I never knew a world where Judy Garland was alive, but she was a living presence anyway. From the annual TV airings of The Wizard of Oz to the songs she popularized, her talent easily outlived her 47 years. But even as a child, before I knew the tragedy of her personal history, I could sense the sadness the permeated her. Even on numbers like “Get Happy” or “The Trolley Song,” there was something in the timbre of her voice that oozed heartache. It’s what made her such a popular interpreter of the Great American Songbook. When finally, in my late teens, I saw her greatest acting performance in A Star Is Born, it became clear this was a creature not meant long for this world. That she lasted as long as she did seems a blessing.

It would be facile (as many biopics about tragic artists can be) to reduce her life to a variation of the poor little rich girl: Terrorized as a child star by studio boss Louis B. Mayer, cursed in adulthood with a loveless home life, failed marriages and financial hardships, but most attributable to her own self-destructive habits. And anyway, she was famous! Imagine the joy she would have brought for decades more if only she had exercised some discipline! And the new film Judy does, in fact, touch on all those tropes like a baseball player running the bases. But something deeper emerges from the interstices of plot points: A fully realized, funny, complicated genius with tons of heart. And the designated hitter in this lineup is Renee Zellweger.

For about a decade starting in the mid-1990s, Zellweger was an unlikely star, breaking out with Jerry Maguire, then landing a hit franchise with the Bridget Jones movies, winning an Oscar (and another nomination) for Cold Mountain and Chicago … then all but disappearing (as actresses in their 40s sometimes do). While 2016’s Bridget Jones’ Baby made more than $200 million worldwide, it barely blipped in the U.S. with just $24 million. If you forgot she was even still acting, you could be forgiven.

Which, in some ways, intensifies the beauty of her performance here. There’s no baggage associated with her performance, no recent scandal or tic we’ve become accustomed to or bored by. So from the moment she appears onscreen, raven-haired with kids in tow and belting out songs like a pro, she’s transformed. You almost try to see the actress behind the performance, and you don’t. It’s a whiz-bang supernova of a performance, on the level of a Streep or a Day-Lewis. A movie about Judy Garland’s final comeback as a vehicle for Renee Zellweger’s own comeback?! Well, it’s just too perfect to miss.

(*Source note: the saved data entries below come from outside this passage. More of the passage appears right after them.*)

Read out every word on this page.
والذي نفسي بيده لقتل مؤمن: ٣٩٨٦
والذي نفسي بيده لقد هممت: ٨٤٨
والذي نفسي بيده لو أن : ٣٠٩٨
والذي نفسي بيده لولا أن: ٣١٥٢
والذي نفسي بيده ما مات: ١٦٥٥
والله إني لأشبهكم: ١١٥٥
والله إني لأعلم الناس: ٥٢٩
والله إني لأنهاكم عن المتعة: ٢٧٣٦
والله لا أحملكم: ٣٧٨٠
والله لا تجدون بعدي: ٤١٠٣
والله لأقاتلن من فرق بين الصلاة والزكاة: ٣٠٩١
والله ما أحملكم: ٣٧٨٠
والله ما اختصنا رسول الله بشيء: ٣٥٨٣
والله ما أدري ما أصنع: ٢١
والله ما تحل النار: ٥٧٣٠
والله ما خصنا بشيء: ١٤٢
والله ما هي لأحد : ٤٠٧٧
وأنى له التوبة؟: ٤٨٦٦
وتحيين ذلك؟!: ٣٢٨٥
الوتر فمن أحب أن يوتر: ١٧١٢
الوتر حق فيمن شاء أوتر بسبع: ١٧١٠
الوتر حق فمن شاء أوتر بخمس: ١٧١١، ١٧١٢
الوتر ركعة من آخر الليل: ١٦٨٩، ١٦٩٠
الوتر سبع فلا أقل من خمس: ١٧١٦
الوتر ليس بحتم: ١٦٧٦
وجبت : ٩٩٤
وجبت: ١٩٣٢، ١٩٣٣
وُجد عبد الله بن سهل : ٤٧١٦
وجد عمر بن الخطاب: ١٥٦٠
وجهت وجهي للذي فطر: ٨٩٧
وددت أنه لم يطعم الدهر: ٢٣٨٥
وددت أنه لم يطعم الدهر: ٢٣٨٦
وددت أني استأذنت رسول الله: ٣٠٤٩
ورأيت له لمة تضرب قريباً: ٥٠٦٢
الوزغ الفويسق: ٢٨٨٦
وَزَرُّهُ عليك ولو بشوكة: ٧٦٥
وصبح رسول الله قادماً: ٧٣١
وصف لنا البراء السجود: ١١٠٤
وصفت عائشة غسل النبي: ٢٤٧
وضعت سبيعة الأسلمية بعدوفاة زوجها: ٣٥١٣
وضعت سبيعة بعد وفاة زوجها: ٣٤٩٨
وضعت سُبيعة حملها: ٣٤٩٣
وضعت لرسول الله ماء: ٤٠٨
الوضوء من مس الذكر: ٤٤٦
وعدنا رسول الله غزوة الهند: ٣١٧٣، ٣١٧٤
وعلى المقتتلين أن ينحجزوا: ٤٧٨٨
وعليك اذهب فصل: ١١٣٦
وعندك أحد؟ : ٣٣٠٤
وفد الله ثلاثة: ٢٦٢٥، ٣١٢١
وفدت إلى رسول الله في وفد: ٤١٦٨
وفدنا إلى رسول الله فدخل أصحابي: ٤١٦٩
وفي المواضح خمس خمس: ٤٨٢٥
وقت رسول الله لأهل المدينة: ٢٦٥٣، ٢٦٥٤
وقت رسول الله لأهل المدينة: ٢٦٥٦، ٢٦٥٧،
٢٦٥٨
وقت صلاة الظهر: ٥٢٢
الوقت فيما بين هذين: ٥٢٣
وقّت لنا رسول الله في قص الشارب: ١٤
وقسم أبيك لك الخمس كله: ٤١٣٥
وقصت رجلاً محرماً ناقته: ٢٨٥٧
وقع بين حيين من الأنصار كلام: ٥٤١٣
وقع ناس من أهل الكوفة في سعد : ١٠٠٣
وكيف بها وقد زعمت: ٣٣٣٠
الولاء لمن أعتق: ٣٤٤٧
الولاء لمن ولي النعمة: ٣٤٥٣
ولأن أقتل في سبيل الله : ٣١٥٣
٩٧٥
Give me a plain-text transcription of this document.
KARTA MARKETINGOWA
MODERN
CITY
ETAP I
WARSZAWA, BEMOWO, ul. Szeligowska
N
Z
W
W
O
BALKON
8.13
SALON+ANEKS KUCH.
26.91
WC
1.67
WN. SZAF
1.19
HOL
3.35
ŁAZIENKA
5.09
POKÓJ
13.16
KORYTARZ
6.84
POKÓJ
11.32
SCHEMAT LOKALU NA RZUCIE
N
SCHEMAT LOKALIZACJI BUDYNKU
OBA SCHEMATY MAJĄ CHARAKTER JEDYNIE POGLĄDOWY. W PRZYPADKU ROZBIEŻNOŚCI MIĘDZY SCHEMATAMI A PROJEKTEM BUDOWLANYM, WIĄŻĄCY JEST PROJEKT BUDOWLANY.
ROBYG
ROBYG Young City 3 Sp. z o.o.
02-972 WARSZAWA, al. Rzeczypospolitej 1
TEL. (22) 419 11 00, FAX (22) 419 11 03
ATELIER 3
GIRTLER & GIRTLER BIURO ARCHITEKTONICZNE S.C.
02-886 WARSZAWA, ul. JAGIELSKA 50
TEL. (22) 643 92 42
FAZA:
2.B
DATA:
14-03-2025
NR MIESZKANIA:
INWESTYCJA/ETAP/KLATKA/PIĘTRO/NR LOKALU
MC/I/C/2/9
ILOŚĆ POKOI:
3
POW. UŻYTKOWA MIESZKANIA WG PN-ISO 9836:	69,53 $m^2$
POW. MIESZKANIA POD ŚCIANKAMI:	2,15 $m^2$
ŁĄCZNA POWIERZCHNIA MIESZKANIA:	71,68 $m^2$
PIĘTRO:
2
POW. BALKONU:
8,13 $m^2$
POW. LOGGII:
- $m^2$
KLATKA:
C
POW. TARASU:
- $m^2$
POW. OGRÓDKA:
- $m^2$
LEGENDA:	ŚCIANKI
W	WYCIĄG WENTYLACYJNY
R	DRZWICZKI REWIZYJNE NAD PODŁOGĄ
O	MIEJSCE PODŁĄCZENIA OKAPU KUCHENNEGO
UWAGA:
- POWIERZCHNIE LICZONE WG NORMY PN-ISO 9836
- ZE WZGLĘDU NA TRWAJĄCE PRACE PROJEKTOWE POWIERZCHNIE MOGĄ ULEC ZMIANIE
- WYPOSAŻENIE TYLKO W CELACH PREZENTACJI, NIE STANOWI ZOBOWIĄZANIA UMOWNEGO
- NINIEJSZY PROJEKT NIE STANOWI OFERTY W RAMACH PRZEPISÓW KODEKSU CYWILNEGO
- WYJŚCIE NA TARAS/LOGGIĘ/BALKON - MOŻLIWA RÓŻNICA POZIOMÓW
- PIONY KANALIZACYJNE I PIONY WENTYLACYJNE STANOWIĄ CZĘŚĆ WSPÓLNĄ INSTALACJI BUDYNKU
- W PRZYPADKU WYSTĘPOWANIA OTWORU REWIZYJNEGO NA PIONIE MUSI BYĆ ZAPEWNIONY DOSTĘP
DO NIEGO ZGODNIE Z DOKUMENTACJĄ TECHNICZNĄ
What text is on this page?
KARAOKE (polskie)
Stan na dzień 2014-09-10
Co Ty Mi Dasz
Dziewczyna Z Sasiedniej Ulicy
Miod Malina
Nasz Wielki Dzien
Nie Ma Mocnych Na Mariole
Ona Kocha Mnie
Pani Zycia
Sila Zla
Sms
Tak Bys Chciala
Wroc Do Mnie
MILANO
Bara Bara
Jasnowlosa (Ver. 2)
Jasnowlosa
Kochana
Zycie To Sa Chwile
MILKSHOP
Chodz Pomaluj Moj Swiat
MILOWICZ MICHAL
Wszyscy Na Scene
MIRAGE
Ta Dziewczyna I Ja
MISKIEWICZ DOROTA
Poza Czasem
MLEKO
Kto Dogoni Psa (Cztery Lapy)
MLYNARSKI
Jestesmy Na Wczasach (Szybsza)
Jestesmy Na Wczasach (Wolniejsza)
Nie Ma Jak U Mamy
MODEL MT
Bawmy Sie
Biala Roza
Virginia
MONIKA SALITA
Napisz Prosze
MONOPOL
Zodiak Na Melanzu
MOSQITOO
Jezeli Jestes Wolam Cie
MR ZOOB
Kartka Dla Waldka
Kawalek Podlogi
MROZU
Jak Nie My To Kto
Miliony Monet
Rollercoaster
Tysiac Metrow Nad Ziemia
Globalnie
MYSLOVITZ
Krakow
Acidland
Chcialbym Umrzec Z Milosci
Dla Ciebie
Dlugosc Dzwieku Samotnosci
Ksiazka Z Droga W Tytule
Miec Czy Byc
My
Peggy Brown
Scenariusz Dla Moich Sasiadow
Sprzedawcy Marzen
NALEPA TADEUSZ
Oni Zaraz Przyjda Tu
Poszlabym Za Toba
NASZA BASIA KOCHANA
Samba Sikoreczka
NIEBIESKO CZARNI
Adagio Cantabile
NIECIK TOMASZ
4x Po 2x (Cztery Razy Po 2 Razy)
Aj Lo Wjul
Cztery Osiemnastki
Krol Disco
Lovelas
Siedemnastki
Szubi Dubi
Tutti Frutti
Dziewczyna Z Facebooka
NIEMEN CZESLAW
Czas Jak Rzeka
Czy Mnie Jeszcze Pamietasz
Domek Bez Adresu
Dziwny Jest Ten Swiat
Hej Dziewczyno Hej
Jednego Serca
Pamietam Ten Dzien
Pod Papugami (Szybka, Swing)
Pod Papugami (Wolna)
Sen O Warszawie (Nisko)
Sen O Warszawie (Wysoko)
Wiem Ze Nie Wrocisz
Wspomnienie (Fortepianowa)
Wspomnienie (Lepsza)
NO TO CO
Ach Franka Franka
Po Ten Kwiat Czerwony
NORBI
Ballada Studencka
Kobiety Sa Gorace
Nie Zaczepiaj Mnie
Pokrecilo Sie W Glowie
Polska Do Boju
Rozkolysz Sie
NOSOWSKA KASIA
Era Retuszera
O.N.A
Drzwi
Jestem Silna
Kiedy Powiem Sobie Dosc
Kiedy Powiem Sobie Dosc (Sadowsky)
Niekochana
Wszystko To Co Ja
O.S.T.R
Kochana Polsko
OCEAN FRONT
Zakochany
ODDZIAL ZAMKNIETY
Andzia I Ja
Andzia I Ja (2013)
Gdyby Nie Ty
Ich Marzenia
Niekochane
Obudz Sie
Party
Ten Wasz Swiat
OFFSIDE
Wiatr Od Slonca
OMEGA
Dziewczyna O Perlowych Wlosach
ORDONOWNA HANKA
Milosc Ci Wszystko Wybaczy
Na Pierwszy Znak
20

The brilliance of the work resides not only in Zellweger’s, spot-on recreation of Garland’s vocal prowess, but in the physicality and details of her work. It’s not an impersonation, the kind a drag queen might do, but an embodiment: The tight smile, the humor, the desperation, the self-effacement, the carriage and gestures of a woman who often seemed ill-at-ease in her own body (she was prone to being chunky, so the studios starved her into stardom). Yes, she’s self-destructive, but she’s also damaged. Your disgust is supplanted by pity. (In one heartbreaking moment, Judy is found crying backstage after delivering a knockout show, and explains her tears thus: “What if I can’t do it again?”)

As told by screenwriter Tom Edge (freely adapting a play by Peter Quilter), Judy would have remained a gay icon even if her death in June 1969 hadn’t helped spark the Stonewall Riots and the modern gay rights movement. The film (set in 1968 in the months before her death) deals frankly with gay issues, including touching moments with two of Judy’s most devoted fans. And while the script and director Rupert Goold sometimes seem as if they are plucking scenes out of a handbook for lazy plotting, there’s no denying the power of the finale, an indelible scene that scorches its resonance on you like a brand. Try to walk away dry-eyed.